I carabinieri della compagnia di Gubbio ritengono di aver interrotto due canali di approvvigionamento di droga, uno gestito da napoletani e l’altro da albanesi, da cui si sarebbero riforniti gli spacciatori eugubini. Nell’ambito dell’operazione sono stati sequestrati circa 150 grammi di cocaina.
L’operazione, iniziata nel dicembre scorso, ha visto arrestate 15 persone in totale .
In particolare sei arresti sono stati eseguiti nel corso delle indagini mentre i restanti nove sono delle ultime ore .
Le indagini hanno appurato che i pusher eugubini, sette in tutto, due arrestati con l’operazione e gli altri cinque nei mesi scorsi, tutti giovani e tutti con precedenti penali, hanno comprato cocaina sia dai napoletani che dagli albanesi.
In un primo momento, gli eugubini si approvvigionavano dai tre napoletani, ma poi, a causa di un debito che non riuscivano a saldare, si sono rivolti a degli albanesi residenti a Gualdo Tadino.
I pusher umbri, erano ricorsi al cambio di fornitore in quanto avevano maturato degli ingenti debiti con i loro fornitori napoletani perchè stoccavano lo stupefacente in dei container nei loro luoghi di lavoro, ed, in più di un’occasione, la droga si era deteriorata. Una volta, di 200 grammi di cocaina acquistati dai napoletani, i pusher eugubini ne hanno recuperata solo 20 grammi.

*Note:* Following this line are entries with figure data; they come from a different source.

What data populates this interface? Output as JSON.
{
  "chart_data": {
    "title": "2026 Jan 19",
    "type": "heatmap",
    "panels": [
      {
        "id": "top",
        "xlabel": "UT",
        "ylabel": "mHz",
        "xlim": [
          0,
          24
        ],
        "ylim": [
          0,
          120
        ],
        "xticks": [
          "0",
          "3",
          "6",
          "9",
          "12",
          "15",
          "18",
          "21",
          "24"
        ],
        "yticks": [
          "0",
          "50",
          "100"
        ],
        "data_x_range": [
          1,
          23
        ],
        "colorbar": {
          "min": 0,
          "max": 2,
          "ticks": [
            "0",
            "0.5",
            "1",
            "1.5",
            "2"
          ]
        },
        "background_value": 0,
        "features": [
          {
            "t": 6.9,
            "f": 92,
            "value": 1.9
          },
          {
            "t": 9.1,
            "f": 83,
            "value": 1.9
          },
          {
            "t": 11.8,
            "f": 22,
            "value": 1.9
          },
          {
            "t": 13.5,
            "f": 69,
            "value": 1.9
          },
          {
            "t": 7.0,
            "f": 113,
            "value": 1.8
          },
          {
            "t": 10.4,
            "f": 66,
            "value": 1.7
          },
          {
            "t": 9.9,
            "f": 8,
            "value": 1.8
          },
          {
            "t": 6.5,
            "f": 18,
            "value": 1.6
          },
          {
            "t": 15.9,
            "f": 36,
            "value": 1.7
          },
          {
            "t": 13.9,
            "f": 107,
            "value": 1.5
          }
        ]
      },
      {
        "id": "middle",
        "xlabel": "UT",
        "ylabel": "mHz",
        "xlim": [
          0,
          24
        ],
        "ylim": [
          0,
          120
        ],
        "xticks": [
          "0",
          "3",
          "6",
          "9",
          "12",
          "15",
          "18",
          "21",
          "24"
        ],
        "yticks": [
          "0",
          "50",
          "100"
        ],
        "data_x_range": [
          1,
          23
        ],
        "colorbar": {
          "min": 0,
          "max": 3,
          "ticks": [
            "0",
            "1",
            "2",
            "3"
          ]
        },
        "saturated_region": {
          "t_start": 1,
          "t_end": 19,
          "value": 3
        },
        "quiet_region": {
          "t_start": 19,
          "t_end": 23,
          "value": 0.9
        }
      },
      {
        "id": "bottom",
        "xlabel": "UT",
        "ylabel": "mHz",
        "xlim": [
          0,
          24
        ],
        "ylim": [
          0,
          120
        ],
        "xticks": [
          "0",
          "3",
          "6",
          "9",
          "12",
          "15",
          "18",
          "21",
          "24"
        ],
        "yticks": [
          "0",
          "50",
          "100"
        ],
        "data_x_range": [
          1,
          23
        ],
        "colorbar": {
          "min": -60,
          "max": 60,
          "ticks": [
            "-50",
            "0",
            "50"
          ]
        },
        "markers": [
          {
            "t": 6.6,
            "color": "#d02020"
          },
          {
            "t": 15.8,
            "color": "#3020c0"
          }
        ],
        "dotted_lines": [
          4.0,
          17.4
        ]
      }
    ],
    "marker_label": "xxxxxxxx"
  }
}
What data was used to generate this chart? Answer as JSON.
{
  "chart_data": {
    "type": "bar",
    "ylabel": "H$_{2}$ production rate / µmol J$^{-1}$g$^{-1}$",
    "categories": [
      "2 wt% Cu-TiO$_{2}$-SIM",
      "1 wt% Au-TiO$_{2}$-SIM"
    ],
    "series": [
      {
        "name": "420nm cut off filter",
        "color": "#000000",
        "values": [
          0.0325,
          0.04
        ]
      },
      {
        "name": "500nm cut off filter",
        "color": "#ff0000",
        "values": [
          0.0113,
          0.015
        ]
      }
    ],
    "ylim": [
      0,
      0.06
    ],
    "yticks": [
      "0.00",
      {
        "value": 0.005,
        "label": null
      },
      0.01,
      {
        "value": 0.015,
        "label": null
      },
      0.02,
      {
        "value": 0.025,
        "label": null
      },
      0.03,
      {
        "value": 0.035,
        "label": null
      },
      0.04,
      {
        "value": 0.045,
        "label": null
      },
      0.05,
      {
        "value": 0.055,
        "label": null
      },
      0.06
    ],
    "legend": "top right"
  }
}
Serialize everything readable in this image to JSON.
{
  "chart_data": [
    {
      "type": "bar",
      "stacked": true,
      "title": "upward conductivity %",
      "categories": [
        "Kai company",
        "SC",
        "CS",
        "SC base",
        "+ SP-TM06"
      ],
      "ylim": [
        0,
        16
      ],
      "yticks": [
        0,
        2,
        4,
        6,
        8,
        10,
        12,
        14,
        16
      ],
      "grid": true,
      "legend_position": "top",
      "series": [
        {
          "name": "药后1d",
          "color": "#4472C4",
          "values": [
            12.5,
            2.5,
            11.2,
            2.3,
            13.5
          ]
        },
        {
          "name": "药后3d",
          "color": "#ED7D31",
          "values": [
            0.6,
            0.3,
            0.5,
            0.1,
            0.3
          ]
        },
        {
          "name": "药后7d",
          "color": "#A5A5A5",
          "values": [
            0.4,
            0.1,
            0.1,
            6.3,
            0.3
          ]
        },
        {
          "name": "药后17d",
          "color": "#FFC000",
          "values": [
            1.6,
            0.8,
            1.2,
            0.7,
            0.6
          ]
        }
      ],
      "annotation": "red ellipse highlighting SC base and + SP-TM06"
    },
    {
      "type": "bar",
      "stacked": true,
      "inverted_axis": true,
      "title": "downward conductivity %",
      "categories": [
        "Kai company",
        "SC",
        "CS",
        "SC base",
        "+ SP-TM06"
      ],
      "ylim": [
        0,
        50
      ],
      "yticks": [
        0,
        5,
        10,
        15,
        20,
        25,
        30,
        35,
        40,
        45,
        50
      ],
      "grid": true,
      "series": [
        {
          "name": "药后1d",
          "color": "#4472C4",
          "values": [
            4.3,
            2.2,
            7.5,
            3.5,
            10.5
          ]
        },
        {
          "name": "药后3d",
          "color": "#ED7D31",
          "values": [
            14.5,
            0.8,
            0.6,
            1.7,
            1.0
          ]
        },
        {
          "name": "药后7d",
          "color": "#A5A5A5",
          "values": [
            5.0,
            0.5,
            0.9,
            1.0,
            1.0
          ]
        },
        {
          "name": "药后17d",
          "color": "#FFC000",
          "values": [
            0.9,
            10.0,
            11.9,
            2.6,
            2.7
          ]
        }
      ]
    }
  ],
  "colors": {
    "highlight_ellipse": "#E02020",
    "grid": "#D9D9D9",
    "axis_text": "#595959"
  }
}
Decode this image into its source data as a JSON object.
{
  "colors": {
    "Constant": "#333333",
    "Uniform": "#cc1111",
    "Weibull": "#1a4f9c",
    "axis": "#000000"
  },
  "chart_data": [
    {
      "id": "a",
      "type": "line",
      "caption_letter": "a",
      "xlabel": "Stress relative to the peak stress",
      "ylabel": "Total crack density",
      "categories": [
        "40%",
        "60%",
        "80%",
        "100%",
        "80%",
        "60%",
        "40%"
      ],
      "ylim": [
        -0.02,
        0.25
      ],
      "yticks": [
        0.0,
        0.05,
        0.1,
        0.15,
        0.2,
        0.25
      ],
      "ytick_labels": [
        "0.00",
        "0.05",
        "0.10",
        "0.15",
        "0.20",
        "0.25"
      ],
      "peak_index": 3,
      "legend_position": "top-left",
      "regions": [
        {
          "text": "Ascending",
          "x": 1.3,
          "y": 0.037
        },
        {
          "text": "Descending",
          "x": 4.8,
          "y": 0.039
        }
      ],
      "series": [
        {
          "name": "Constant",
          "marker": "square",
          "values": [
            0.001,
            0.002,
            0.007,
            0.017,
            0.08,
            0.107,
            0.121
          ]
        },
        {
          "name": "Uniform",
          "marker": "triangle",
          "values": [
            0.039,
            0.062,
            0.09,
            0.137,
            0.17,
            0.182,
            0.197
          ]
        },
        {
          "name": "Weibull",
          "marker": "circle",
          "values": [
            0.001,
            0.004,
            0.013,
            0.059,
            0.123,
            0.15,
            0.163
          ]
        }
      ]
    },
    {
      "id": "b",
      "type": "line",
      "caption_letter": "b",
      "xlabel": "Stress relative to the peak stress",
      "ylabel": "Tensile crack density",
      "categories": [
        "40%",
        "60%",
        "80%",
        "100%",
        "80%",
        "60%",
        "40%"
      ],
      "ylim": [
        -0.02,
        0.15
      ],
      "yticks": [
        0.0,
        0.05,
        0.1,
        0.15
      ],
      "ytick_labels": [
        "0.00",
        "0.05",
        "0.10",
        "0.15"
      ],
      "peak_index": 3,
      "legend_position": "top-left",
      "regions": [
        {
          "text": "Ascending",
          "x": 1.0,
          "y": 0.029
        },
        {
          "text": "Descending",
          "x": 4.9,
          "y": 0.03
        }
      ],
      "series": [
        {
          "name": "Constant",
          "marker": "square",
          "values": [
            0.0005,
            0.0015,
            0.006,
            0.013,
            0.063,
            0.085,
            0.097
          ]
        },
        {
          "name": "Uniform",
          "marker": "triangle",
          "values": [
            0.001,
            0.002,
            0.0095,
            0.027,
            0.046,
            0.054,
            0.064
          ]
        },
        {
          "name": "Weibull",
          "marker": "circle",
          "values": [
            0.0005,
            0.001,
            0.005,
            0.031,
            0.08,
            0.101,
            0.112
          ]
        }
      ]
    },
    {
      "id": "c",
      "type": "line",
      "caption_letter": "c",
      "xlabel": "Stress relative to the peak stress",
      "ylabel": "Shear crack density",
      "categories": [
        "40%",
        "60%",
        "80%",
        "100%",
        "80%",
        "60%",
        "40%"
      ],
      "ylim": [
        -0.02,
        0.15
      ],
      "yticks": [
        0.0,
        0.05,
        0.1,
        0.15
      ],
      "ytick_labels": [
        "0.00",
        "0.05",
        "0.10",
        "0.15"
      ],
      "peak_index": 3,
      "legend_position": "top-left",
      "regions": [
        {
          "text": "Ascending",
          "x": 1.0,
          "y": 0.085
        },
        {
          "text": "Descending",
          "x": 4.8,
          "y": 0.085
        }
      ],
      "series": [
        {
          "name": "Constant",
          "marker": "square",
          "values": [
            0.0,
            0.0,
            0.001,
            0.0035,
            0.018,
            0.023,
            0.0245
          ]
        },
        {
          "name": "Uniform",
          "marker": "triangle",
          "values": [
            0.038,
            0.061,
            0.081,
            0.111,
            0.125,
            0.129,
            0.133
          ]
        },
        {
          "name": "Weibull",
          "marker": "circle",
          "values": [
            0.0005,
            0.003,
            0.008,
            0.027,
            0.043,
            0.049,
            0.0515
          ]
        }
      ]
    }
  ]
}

A causa dei debiti, i napoletani sono arrivati a minacciare gli eugubini, per questo su di loro pende anche l’accusa di estorsione, ed in più di un’occasione, hanno chiesto e ottenuto motocicli e camion come contropartita per la droga ceduta.
I napoletani avevano anche intenzione di passare dalle parole ai fatti, ma non si è fatto nulla perchè non c’è stato l’accordo economico gli uomini che avrebbero dovuto fare il lavoro sporco.